It's much easier to start from a database and add vector search as one of the features, then to go backwards. We have spent 7.5 years on the DBMS part, while the vector search can literally be added in a week...

And that's why every major modern database is now integrating such solutions :)

betacat · on May 10, 2023

So many projects forget the MS in DBMS.

PaulHoule · on May 10, 2023

Chess might be a step too far. Whether a position is a checkmate or not is an exact thing, you could have two positions that are close in vector space but the position of one piece makes the difference of win, lose or draw which is the only difference that really matters.

seanhunter · on May 10, 2023

Yes there is also another factor in a chess position which is not included in this encoding which is who is next to move.

That being said the basic idea is really interesting. I'd love to see a fully opensource competitor to chessbase. For people who don't know, chessbase is a subscription service which gives you a windows-only chess analysis platform and game database. It allows you to do advanced searches (eg I want to find games by 2500+ rated players in the Caro-Kann where black has a pawn on c5 and a bishop on e7 or whatever) which advanced players use to do "prep" (deep positional analysis typically of opening positions) which they save in reams of files prior to memorization. It's probably not an exaggeration to say nearly all strong players and serious improvers subscribe to it.

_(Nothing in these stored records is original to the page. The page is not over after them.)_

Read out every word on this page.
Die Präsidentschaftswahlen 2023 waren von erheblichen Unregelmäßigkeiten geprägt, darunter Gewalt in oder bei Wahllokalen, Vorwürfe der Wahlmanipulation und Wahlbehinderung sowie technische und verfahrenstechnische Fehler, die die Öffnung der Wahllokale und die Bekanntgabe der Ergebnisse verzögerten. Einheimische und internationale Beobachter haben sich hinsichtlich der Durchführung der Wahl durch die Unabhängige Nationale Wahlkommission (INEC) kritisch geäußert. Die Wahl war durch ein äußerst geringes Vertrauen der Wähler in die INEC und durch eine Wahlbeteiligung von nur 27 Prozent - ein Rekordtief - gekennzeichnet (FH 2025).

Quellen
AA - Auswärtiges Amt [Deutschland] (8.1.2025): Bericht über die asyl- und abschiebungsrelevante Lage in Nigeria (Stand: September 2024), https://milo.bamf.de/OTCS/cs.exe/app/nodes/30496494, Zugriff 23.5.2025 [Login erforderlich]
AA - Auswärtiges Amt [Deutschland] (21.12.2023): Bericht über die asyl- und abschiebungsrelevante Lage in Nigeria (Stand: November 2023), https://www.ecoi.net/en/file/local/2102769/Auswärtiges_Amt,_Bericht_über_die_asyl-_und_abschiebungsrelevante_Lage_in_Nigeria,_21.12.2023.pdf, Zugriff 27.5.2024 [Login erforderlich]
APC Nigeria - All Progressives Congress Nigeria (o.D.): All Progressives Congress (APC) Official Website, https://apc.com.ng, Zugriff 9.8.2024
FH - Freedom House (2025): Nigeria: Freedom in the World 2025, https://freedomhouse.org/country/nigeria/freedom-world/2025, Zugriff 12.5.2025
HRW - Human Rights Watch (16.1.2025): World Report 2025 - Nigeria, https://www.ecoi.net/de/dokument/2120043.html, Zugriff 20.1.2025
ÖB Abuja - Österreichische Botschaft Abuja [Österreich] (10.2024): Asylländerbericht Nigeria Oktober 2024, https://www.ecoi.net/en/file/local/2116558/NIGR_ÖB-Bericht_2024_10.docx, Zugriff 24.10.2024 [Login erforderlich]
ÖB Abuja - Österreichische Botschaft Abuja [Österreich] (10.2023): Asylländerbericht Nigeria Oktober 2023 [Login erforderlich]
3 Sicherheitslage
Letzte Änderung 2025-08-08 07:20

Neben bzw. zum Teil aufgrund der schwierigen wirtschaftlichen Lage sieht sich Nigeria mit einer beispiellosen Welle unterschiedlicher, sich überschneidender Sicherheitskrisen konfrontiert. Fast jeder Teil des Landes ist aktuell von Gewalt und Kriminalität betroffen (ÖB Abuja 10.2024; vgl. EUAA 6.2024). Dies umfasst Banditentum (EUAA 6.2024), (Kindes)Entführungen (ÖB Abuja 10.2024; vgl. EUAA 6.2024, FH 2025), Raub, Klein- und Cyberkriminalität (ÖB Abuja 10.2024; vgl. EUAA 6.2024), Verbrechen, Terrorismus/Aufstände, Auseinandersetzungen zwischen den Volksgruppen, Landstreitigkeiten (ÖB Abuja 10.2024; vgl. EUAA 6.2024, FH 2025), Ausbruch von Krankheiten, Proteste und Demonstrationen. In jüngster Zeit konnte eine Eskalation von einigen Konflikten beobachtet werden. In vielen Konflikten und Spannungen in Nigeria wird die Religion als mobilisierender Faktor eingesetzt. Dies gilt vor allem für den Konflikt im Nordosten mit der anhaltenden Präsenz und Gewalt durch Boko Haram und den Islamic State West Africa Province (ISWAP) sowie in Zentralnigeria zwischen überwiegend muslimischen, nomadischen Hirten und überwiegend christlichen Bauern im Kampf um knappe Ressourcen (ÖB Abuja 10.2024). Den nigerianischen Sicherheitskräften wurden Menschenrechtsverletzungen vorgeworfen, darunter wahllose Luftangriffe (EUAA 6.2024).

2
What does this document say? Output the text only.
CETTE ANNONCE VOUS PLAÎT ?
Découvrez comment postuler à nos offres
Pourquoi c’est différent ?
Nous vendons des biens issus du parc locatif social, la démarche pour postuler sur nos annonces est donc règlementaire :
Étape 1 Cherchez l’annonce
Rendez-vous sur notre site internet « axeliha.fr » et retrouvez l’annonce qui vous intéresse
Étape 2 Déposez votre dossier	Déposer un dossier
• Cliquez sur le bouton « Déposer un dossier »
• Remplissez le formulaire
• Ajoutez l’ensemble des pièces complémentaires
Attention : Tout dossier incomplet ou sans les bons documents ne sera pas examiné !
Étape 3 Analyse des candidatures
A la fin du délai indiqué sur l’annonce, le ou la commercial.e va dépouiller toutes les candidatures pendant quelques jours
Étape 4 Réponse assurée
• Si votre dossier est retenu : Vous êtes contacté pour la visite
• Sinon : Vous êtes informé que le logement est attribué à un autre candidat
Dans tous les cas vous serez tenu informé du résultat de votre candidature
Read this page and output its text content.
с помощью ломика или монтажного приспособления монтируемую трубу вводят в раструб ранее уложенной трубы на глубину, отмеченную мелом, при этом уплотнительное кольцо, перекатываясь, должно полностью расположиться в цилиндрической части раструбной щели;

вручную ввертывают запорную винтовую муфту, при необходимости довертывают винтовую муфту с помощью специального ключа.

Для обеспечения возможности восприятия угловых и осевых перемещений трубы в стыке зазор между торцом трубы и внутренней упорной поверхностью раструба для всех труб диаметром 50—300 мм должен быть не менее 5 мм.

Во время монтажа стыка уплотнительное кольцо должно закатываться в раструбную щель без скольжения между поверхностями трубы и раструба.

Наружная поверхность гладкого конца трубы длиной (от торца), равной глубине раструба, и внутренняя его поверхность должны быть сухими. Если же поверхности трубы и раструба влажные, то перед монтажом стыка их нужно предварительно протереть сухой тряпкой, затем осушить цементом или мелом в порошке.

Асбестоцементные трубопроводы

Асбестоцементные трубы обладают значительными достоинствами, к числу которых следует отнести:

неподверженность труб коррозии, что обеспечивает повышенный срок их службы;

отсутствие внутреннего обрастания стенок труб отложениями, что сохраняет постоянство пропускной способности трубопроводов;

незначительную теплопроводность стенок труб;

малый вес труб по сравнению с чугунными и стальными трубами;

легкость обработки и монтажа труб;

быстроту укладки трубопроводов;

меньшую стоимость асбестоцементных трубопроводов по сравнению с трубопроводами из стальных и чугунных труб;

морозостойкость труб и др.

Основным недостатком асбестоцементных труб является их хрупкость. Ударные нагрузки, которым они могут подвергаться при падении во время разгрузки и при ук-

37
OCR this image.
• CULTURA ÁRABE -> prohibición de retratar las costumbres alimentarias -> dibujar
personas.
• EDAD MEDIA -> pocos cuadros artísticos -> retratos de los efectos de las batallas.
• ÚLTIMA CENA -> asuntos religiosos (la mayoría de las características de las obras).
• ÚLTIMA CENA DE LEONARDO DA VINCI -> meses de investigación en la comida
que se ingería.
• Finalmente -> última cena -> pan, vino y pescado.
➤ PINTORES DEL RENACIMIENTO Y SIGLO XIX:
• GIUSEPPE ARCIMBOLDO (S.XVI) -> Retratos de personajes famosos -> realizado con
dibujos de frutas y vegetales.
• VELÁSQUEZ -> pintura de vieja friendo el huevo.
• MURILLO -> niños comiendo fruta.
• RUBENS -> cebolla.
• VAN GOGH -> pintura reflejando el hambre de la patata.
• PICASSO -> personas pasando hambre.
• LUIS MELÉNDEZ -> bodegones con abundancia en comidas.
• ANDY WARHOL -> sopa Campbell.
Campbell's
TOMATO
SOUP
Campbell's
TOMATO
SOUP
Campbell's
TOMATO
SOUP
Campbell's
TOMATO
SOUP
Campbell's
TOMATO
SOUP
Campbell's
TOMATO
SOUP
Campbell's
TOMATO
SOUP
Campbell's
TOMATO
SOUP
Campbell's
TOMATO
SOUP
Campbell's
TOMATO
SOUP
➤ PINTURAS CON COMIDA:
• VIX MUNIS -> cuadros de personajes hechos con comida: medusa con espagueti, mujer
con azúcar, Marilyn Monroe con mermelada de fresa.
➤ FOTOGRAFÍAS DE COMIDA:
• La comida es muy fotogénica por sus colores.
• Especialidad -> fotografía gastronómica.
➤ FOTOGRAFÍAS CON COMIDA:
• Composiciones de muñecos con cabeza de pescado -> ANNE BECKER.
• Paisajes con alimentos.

Chessbase made themselves persona non grata in the opensource world by apparently ripping off parts of stockfish and selling it under the names "Fat Fritz" and "Houdini"[1] and even were that not the case it would be great to have mac and linux opensource options.

[1] https://stockfishchess.org/blog/2022/public-court-hearing-so...

emptybits · on May 10, 2023

Chessbase and the Stockfish developers came to an agreement after that public court hearing.[1] I don't think it changes the landscape at all and it doesn't help MacOS or Linux users, so I agree with all you said.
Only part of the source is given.